Travelers roll their luggage through a baggage claim area at Los Angeles International Airport in Los Angeles, April 25, 2022. /CFP
Thousands of pages of U.S. government documents showed that the U.S. Centers for Disease Control and Prevention (CDC) had delayed for months publicly disclosing a suspected COVID-19 animal-to-human spillover event in Michigan in late 2020, according to a detailed report by National Geographic.
These documents include emails between the CDC and Michigan public health officials and provide the first "behind-the-scenes look" at the CDC's investigation into the suspected COVID-19 mink-to-human spillover event, said the report.
The documents and the CDC's statements in response make clear the CDC was aware that mink on a fur farm in Michigan may have infected humans at least three months before it "quietly" updated its website in March 2021, according to the report.
Emails show Michigan public health officials formally requested the CDC's help in handling the suspected spillover on October 8, 2020, after the state confirmed that mink on a fur farm were infected. Within days, the CDC sent four veterinary epidemiologists to Michigan. The team took virus samples from mink at the farm and people in the surrounding area to investigate how the virus spread.
Ultimately, genome analyses of virus samples from two mink-farm workers and two people with no known connection to mink showed infection with a unique coronavirus variant previously identified in mink and mink-to-human transmission in Europe, the emails revealed.
The CDC did not make a formal public announcement of the findings and only "quietly" updated its website in March 2021. Thus the issue did not get much attention from the media and the public.
Only little media coverage was found online beyond a story in the Detroit Free Press in April 2021, which said four Michiganders – a taxidermist, his wife and two mink farm employees – were infected with a unique coronavirus strain connected to minks.
Michigan health officials and the CDC concluded they likely contracted the "first known" U.S. cases of so-called animal-to-human virus "spillover," said the report.
The CDC defended its decision not to make a formal announcement of the event, as spokesperson Nick Spinelli told National Geographic in an email that all "relevant information" was eventually posted on the CDC's website and that because similar cases had been documented in Europe, the news was not "surprising or unexpected."
Throughout the CDC's investigation, the agency's spokespeople repeatedly told National Geographic that there was "no evidence of mink-to-human spread in the United States," including in an early January 2021 email. Yet internal emails and statements from Spinelli indicate that was not the case, said the National Geographic report.
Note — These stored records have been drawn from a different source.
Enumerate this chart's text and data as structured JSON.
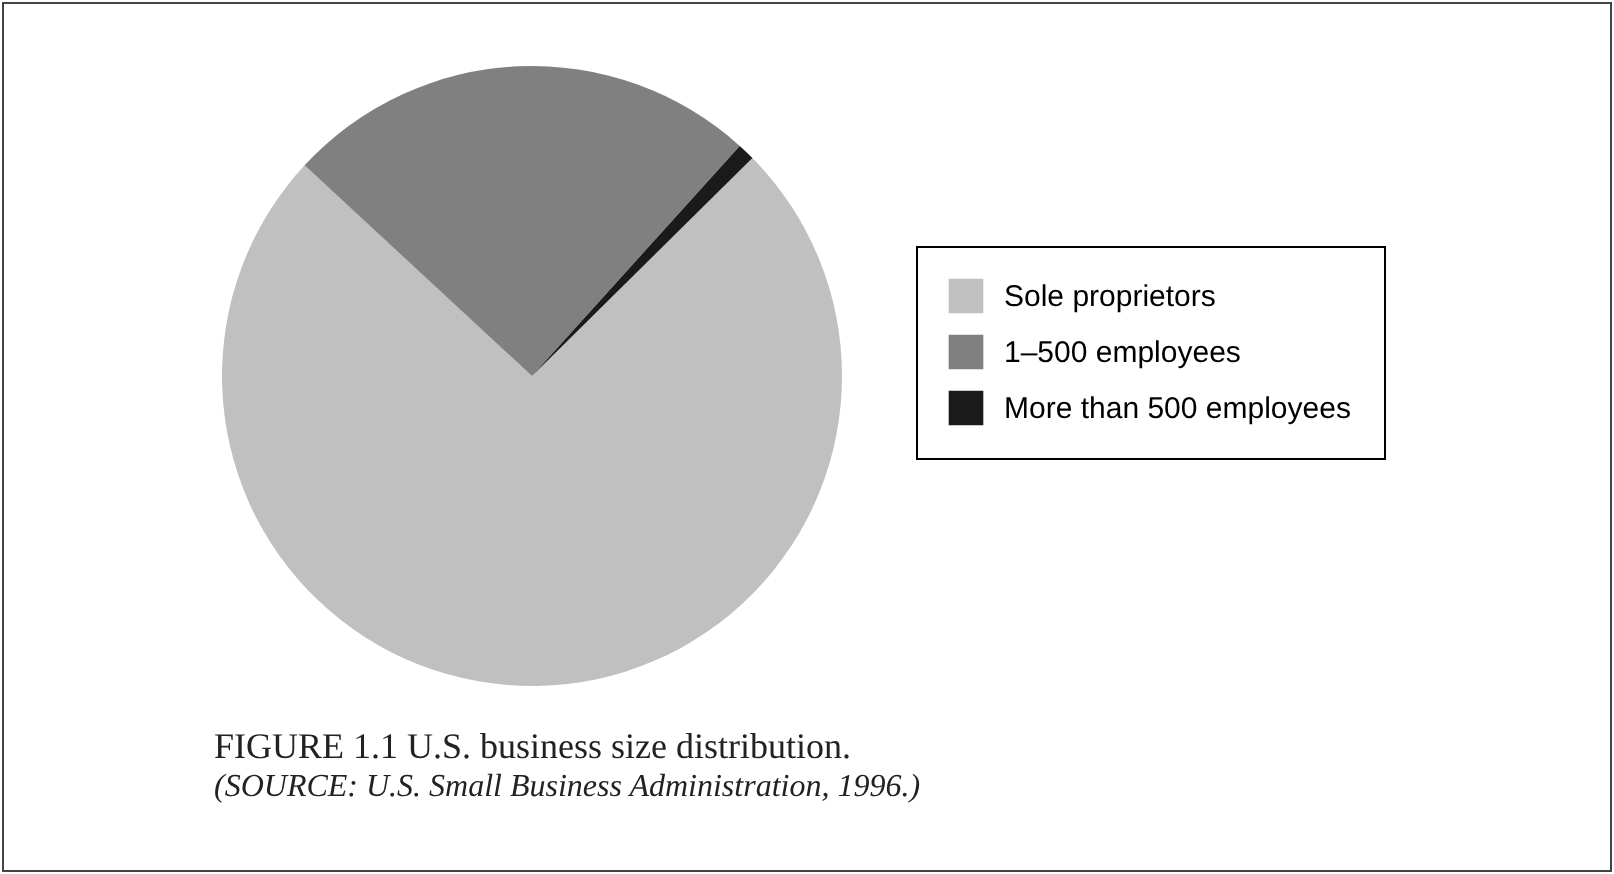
{
  "chart_data": {
    "type": "pie",
    "title": "FIGURE 1.1 U.S. business size distribution.",
    "annotations": [
      "(SOURCE: U.S. Small Business Administration, 1996.)"
    ],
    "categories": [
      "Sole proprietors",
      "1–500 employees",
      "More than 500 employees"
    ],
    "values": [
      74.3,
      24.8,
      0.9
    ],
    "colors": [
      "#c0c0c0",
      "#808080",
      "#1a1a1a"
    ],
    "legend": "right"
  }
}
"Mink-to-human spread of SARS-CoV-2 has been reported in the Netherlands, Denmark, and Poland, and new data suggest it might have occurred in the United States," according to the CDC website.
Little is known about the four Michiganders infected with the unique coronavirus variant. Still, the fact that two of them got the mink-associated variant despite having no connection to the mink farm suggests the variant had spread beyond the farm and into the community and continued to circulate for months.
Coronavirus researchers said the delay in publicly sharing this suspected spillover event may have hindered their ability to effectively monitor the spread of the SARS-CoV-2 virus, which experts warn could take hold in another species, mutate and then jump back to humans as a more dangerous or transmissible variant.
Scott Weese, a veterinary internal medicine specialist and the chief of infection control at the Veterinary College at the University of Guelph in Canada, said earlier information about the suspected spillover cases could have helped other countries improve their pandemic surveillance and response.
"This should keep reminding us that transparency is important, and the quicker you know things, the quicker you can act," Weese said.